Toward the Inhibition of Material Corrosion using Graphene
Toward the Inhibition of Material Corrosion using Graphene
Sunday, 15 February 2015
Exhibit Hall (San Jose Convention Center)
The corrosion of electrodes is a leading cause of failure in electrochemical systems. Strategies currently used to inhibit corrosion of these materials tend to be costly and bulky. Monolayer materials, like graphene, present a class of materials with desirable thermo-mechanical and anti-corrosion properties; that are relatively inexpensive, atomically thin, and amenable to scale-up. Using a scanning probe technique, known as atomic force microscopy (AFM), optical microscopy, and Raman spectroscopy, we plan to investigate graphene's ability to withstand corrosion in diverse electrochemical environments. We hypothesize that the basal planes of graphene will be able to protect underlying electroactive substrates from corrosion or passivation even in the presence of oxidants as strong as chlorine, but that the edge sites will be weak points where corrosion or passivation will occur.
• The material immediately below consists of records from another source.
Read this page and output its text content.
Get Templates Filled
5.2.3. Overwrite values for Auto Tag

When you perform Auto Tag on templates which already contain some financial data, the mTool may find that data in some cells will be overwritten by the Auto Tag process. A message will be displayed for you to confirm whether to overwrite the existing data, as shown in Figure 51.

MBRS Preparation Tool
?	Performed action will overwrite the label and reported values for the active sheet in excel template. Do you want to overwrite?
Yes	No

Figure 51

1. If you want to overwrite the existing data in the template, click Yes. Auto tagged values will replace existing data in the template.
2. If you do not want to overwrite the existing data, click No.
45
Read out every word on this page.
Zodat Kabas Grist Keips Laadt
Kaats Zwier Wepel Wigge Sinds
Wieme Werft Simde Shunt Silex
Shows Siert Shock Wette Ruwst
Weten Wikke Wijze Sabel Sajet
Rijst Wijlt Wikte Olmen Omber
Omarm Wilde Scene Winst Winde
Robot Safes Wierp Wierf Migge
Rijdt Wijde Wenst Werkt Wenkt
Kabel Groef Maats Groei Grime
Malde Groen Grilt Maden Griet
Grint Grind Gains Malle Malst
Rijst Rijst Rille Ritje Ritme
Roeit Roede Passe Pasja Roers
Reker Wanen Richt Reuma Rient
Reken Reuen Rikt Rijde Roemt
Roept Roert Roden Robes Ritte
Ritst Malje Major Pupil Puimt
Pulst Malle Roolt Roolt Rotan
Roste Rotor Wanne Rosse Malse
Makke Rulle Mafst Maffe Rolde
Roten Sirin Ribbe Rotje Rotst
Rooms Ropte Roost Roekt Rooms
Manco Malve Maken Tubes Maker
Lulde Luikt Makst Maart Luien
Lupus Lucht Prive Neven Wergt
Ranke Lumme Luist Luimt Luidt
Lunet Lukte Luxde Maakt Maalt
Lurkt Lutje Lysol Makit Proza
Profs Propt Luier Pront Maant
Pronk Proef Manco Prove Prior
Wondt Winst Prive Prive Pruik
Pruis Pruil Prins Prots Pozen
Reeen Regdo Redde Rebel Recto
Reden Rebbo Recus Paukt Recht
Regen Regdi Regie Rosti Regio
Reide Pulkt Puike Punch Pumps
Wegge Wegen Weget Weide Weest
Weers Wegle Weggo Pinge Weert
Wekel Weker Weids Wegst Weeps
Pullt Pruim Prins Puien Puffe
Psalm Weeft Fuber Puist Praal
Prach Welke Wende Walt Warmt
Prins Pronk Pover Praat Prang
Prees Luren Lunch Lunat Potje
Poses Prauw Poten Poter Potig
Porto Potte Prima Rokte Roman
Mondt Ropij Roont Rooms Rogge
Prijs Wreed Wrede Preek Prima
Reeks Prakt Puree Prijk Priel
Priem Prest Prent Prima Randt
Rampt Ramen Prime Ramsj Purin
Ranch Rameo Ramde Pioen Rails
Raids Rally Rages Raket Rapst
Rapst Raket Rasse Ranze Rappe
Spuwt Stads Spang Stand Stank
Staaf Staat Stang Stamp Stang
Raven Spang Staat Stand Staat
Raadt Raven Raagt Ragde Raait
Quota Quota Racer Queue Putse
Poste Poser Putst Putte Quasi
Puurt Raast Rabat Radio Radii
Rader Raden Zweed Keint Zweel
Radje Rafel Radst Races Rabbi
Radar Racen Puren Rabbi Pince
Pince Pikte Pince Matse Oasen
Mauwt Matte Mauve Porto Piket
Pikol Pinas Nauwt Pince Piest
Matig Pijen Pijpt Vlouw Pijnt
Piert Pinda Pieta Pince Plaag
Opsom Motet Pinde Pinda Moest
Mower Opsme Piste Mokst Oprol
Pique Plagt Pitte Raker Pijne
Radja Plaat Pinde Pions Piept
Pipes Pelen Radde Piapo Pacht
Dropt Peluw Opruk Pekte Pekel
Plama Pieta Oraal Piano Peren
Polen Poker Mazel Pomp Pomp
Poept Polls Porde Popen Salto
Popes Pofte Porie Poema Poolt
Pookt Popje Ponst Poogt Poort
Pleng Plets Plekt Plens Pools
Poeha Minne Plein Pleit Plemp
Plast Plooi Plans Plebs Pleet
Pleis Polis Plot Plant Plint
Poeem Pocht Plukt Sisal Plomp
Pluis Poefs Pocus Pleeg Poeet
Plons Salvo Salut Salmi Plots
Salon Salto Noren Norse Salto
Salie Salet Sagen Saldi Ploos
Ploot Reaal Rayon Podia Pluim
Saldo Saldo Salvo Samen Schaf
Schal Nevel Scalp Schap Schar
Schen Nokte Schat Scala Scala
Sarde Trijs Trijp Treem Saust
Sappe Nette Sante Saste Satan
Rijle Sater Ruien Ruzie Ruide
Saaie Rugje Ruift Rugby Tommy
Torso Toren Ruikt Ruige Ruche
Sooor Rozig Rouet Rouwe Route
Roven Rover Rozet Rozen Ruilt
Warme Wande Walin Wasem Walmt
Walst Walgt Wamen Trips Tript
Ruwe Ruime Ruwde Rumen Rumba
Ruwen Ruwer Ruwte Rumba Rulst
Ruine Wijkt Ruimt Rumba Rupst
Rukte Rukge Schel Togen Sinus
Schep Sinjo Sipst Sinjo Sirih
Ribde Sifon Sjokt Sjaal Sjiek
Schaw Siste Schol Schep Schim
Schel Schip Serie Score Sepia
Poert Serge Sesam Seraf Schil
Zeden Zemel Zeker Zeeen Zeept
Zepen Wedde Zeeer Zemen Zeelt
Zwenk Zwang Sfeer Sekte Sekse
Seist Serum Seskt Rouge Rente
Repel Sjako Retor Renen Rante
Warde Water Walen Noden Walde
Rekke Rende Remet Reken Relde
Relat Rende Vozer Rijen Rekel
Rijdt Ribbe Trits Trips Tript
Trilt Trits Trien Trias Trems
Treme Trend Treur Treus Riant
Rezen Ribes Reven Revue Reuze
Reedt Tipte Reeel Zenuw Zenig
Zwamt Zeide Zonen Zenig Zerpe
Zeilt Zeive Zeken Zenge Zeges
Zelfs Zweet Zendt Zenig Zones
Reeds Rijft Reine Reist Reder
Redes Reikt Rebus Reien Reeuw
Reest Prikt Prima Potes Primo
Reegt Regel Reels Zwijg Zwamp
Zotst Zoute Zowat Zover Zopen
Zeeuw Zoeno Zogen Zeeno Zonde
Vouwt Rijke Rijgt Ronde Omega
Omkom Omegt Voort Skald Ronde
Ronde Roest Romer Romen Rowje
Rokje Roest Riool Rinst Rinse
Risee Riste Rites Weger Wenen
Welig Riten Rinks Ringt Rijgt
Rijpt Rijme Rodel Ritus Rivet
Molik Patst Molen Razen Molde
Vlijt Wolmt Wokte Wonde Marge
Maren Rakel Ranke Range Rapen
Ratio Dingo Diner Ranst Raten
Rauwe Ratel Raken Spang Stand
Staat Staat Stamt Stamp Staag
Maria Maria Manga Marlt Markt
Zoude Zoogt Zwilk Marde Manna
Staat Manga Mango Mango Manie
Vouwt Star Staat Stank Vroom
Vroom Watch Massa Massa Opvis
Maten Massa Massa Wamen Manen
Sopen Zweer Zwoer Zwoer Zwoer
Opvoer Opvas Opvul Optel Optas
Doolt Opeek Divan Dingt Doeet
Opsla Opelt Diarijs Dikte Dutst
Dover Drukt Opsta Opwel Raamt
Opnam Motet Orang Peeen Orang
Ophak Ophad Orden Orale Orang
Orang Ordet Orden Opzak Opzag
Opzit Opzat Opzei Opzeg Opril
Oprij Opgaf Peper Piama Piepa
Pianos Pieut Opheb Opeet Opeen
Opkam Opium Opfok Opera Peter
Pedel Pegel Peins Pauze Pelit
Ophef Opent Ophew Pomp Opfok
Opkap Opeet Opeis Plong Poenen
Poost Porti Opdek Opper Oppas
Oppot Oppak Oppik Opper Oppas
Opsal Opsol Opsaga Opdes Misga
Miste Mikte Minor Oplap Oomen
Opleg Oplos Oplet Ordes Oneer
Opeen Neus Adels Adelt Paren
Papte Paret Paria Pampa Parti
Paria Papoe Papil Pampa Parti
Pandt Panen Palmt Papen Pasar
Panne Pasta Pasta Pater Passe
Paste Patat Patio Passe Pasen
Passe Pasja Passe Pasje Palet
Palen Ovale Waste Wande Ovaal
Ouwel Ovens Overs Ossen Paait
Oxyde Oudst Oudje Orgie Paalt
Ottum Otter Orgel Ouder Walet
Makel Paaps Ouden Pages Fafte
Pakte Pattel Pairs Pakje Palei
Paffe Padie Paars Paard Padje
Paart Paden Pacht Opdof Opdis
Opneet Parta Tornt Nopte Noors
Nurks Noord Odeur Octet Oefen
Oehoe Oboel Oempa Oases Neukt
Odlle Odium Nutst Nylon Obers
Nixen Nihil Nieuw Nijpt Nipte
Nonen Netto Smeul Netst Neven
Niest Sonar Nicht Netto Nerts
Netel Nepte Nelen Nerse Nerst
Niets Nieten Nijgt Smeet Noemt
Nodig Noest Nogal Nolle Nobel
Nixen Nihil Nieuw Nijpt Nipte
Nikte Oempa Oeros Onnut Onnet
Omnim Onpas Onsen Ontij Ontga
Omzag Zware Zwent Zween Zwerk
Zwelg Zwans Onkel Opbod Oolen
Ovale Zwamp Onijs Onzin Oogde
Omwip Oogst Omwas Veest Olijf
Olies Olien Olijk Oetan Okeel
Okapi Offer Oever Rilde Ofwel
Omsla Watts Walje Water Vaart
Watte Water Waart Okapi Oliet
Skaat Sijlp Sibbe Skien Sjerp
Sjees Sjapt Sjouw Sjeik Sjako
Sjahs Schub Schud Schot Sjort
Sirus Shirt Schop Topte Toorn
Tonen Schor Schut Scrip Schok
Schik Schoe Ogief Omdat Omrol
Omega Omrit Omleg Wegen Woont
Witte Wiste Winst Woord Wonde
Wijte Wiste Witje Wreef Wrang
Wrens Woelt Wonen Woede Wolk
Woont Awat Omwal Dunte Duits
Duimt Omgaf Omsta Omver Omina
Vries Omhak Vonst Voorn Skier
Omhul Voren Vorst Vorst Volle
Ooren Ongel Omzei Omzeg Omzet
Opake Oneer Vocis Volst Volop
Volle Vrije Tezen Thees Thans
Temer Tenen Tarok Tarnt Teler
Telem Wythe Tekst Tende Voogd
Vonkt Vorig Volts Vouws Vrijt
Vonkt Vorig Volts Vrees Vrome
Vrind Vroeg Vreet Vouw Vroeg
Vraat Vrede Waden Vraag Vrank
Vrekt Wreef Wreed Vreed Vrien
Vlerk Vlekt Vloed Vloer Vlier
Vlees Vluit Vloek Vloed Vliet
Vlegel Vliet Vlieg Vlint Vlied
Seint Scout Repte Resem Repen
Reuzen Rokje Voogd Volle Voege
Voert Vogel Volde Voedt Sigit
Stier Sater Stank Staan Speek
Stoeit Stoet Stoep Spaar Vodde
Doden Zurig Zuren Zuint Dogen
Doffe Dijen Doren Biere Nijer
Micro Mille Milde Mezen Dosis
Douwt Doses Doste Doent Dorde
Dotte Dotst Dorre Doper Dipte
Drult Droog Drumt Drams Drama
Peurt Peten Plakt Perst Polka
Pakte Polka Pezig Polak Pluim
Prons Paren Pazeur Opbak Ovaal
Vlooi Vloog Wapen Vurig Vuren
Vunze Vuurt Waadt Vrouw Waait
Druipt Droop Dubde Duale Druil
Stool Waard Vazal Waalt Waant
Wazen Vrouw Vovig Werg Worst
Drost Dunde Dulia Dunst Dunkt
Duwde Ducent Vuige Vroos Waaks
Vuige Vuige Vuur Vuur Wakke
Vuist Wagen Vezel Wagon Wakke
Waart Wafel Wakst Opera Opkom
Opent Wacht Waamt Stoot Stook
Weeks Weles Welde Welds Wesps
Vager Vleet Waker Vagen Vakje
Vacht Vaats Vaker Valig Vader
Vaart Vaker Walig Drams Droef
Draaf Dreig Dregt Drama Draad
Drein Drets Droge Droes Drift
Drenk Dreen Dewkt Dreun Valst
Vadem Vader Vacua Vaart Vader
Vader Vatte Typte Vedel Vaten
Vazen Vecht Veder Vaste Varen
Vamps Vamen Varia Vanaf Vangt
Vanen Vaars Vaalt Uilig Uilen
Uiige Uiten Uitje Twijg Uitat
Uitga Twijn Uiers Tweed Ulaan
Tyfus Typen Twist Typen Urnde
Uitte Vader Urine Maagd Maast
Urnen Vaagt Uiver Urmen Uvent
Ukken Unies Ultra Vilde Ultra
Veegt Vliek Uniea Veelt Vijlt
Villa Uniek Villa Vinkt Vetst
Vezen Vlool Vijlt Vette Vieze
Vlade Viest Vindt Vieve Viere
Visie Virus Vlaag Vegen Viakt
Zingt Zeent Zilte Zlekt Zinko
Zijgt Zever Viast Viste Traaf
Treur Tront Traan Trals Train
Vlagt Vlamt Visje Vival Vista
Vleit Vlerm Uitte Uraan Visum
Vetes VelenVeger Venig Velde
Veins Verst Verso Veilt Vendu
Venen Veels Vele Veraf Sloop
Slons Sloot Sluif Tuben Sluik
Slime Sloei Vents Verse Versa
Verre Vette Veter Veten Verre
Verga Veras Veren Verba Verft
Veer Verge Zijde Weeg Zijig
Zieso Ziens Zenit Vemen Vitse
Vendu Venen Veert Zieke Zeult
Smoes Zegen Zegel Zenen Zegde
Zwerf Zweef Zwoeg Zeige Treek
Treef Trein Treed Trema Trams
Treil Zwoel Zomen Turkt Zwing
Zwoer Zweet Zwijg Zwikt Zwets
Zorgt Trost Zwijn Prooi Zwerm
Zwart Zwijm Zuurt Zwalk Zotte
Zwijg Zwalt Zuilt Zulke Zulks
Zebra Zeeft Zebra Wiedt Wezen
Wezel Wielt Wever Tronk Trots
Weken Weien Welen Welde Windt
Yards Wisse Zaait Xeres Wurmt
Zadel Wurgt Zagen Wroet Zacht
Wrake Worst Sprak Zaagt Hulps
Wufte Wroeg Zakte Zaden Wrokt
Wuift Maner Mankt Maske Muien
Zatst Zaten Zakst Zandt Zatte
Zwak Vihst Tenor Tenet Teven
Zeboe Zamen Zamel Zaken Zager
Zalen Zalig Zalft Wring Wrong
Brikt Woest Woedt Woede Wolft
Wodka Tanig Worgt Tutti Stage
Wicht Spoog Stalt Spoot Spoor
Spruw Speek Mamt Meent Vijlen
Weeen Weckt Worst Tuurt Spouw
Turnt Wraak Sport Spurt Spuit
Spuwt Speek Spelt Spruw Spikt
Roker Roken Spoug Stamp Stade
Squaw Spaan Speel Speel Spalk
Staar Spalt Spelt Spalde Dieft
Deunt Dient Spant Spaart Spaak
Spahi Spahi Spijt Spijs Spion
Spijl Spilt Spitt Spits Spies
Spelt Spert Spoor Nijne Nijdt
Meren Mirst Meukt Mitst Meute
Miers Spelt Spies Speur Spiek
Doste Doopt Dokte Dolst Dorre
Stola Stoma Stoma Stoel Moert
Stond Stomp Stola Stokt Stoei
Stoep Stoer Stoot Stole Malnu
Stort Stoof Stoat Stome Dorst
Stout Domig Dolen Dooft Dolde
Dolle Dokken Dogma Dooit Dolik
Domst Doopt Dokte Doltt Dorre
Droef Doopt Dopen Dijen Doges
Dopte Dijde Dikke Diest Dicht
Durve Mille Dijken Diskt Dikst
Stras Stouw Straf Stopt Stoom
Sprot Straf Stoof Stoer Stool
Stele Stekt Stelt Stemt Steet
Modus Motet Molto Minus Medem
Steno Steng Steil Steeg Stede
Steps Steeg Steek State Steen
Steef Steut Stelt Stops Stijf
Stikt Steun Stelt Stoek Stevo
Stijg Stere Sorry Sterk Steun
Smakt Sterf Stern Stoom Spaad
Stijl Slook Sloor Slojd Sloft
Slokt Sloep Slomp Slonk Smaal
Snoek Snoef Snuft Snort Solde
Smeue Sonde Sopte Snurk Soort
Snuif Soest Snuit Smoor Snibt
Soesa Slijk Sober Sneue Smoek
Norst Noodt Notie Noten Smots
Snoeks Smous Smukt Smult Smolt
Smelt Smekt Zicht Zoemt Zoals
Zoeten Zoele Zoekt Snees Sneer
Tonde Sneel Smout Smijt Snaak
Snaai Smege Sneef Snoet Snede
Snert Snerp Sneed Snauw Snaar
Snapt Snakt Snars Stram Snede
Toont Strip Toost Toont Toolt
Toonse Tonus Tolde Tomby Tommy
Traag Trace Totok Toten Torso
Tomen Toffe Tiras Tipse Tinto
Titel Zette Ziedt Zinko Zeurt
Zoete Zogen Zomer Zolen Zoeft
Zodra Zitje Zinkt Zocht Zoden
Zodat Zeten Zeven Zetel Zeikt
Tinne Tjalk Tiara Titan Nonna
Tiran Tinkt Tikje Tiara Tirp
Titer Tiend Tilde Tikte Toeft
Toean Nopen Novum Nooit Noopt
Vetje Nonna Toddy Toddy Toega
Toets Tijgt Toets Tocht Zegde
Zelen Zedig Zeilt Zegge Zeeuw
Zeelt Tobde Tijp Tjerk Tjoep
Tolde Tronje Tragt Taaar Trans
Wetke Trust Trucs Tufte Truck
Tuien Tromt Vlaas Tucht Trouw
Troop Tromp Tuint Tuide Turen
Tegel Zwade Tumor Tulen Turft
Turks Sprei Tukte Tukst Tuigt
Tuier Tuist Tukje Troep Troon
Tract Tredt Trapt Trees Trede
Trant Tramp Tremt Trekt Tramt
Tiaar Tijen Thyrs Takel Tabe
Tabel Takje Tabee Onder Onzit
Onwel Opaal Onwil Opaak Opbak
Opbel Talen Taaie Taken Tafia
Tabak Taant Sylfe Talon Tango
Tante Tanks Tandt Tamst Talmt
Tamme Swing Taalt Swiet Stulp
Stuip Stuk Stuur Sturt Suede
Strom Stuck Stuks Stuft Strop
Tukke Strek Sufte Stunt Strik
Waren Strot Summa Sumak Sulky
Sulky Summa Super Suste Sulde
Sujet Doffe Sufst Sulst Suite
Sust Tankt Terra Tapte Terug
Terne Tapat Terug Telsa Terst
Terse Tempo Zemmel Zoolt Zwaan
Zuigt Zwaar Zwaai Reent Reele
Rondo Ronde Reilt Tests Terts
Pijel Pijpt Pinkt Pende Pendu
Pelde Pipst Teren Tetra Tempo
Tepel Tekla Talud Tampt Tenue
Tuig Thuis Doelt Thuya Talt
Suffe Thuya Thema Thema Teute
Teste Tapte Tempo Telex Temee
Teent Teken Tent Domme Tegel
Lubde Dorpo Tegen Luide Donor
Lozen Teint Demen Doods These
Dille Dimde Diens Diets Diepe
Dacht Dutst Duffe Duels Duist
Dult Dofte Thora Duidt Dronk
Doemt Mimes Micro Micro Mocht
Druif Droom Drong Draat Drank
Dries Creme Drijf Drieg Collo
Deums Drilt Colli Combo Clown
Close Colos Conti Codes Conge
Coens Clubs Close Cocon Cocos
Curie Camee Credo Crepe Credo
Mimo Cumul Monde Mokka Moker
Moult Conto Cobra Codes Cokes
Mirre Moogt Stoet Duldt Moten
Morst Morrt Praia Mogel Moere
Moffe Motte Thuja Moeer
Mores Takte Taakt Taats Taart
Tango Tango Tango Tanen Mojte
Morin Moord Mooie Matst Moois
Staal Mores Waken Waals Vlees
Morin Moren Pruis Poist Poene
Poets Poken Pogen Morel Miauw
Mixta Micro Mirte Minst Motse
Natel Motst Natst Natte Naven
To date, we have successfully exfoliated layers of graphene and transferred them via the scotch tape method & drop casting to electroactive substrates, such as copper and silicon. We have confirmed their transfer using the aforementioned microscopy and spectroscopic techniques. Moreover, these techniques suggest that we have bilayer graphene and ongoing efforts are focused on transferring single layers of graphene. Once we have monolayer graphene, we will investigate their ability to withstand corrosion in electrochemically complex liquid environments. We suspect that graphene may be used as a corrosion barriers that will retain substrate electroactivity, provided that the edge sites are reduced.